My Bingo card (mostly). I didn't save a pdf version so this is a recreation with the same categories but in a different configuration. |
Even though I'm already doing three challenges for 2015 - Back to the Classics, the Nonfiction Reading Challenge, and the European Reading Challenge
- my sister and I have agreed to do the Books on the Nightstand Book Bingo challenge as well. This lets me combine love of reading with my
love of competing against my sister so I'm excited to get started.
We
modified the rules a little bit to account for her class schedule,
which worked out perfectly because our friend S later signed on to
compete as well and she is busy with her thesis research this summer!

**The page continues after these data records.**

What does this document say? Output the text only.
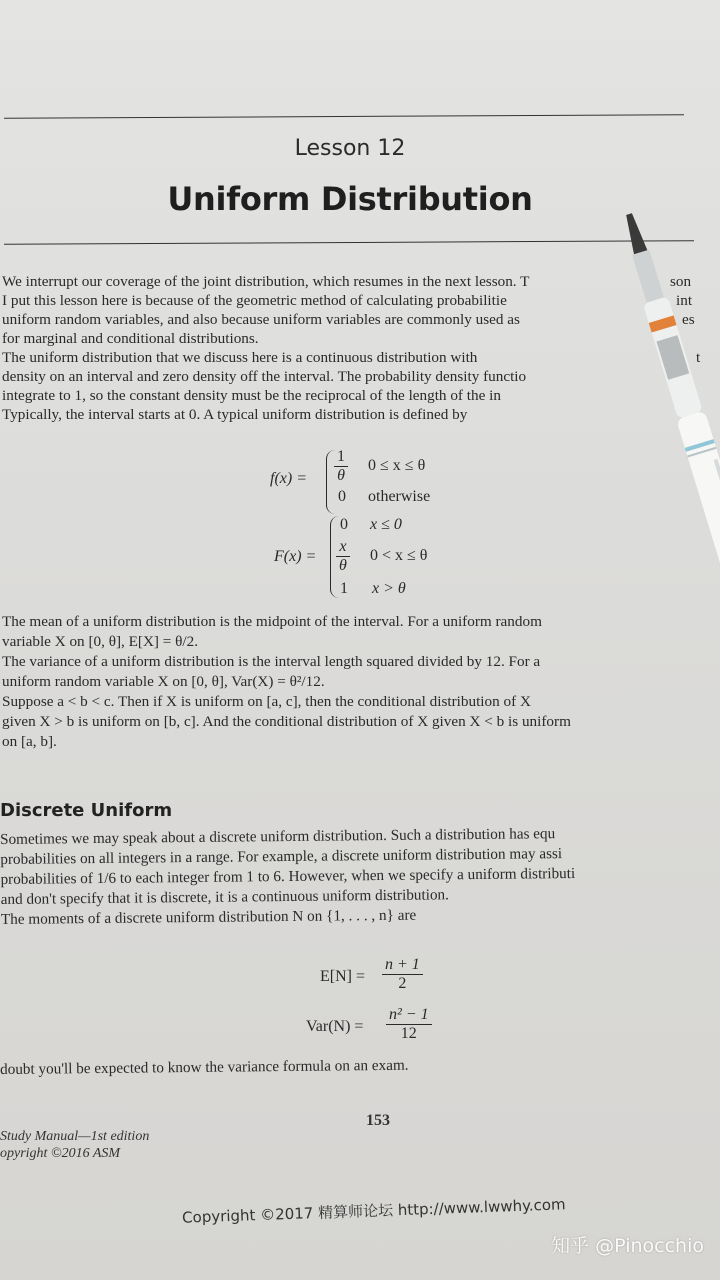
Lesson 12
Uniform Distribution

We interrupt our coverage of the joint distribution, which resumes in the next lesson. T

I put this lesson here is because of the geometric method of calculating probabilitie

uniform random variables, and also because uniform variables are commonly used as

for marginal and conditional distributions.

The uniform distribution that we discuss here is a continuous distribution with

density on an interval and zero density off the interval. The probability density functio

integrate to 1, so the constant density must be the reciprocal of the length of the in

Typically, the interval starts at 0. A typical uniform distribution is defined by

son
int
es
t
$f(x) = \frac{1}{\theta} 0 \le x \le \theta$
0 otherwise
F(x) =
0 x ≤ 0
$\frac{x}{\theta} 0 < x \le \theta$
1 x > θ

The mean of a uniform distribution is the midpoint of the interval. For a uniform random

variable X on [0, θ], E[X] = θ/2.

The variance of a uniform distribution is the interval length squared divided by 12. For a

uniform random variable X on [0, θ], Var(X) = θ²/12.

Suppose a < b < c. Then if X is uniform on [a, c], then the conditional distribution of X

given X > b is uniform on [b, c]. And the conditional distribution of X given X < b is uniform

on [a, b].

Discrete Uniform

Sometimes we may speak about a discrete uniform distribution. Such a distribution has equ

probabilities on all integers in a range. For example, a discrete uniform distribution may assi

probabilities of 1/6 to each integer from 1 to 6. However, when we specify a uniform distributi

and don't specify that it is discrete, it is a continuous uniform distribution.

The moments of a discrete uniform distribution N on {1, . . . , n} are

$E[N] = \frac{n + 1}{2}$
$Var(N) = \frac{\text{n² − 1}}{12}$
doubt you'll be expected to know the variance formula on an exam.
Study Manual—1st edition
opyright ©2016 ASM
153
Copyright ©2017 精算师论坛 http://www.lwwhy.com
知乎 @Pinocchio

So, rather than set Labor Day as our date to finish, we have set Labor
Day as the date to get bingo and Christmas 2015 as the date to get a
blackout. We also boosted the competitive aspect by agreeing to compete
to see who could get bingo and blackout first. Winner gets lunch so we
are taking this very seriously!
I should also
admitted, I suppose, that we complicated it more by exchanging the
middle free square for a category picked by the other competitors. These
categories, of course, ended up being huge challenges for the person
who got them. My sister picked a "Young Adult novel" for me, knowing
that it isn't a genre I frequently read (will I be banned from the world
of book blogging by admitting this?). I, in turn, gave her the dreaded
"Sports-related" category and told her she could borrow one of my many
hockey books. Weirdly, she declined my generous offer. Poor S got stuck
with "That you've pretended to have read." I suspect that we may all
curse each other by the time Christmas comes!
My
card is not bad otherwise, although I have already discovered that, even
in my late twenties, it is very difficult to find a book "By an author
born the same year as you." If anyone knows of a great author born in
1986, please pass along the information. My blackout depends on it! As
some fairly extensive searching has uncovered, finding an author of the
same age would be much easier if I had passed the thirty threshold.
The
only category I truly dread is the "Historical Fiction" square, since I
find increasingly that I can't stand to read fiction that reflects the
outdated gender roles that existed for much of human history.
Conversely, I hate novels in which the female characters seem too
out-of-their-time, since they strike me as substituting wishful thinking
for historical accuracy. And, worst of all for someone seeking
historical fiction to read, I don't enjoy books about kings and queens
and the courtiers who loved them or at least slept with them to advance
their own interests. This may take some digging.
Still, the project should be great fun. Any suggestions for any of these categories would be appreciated!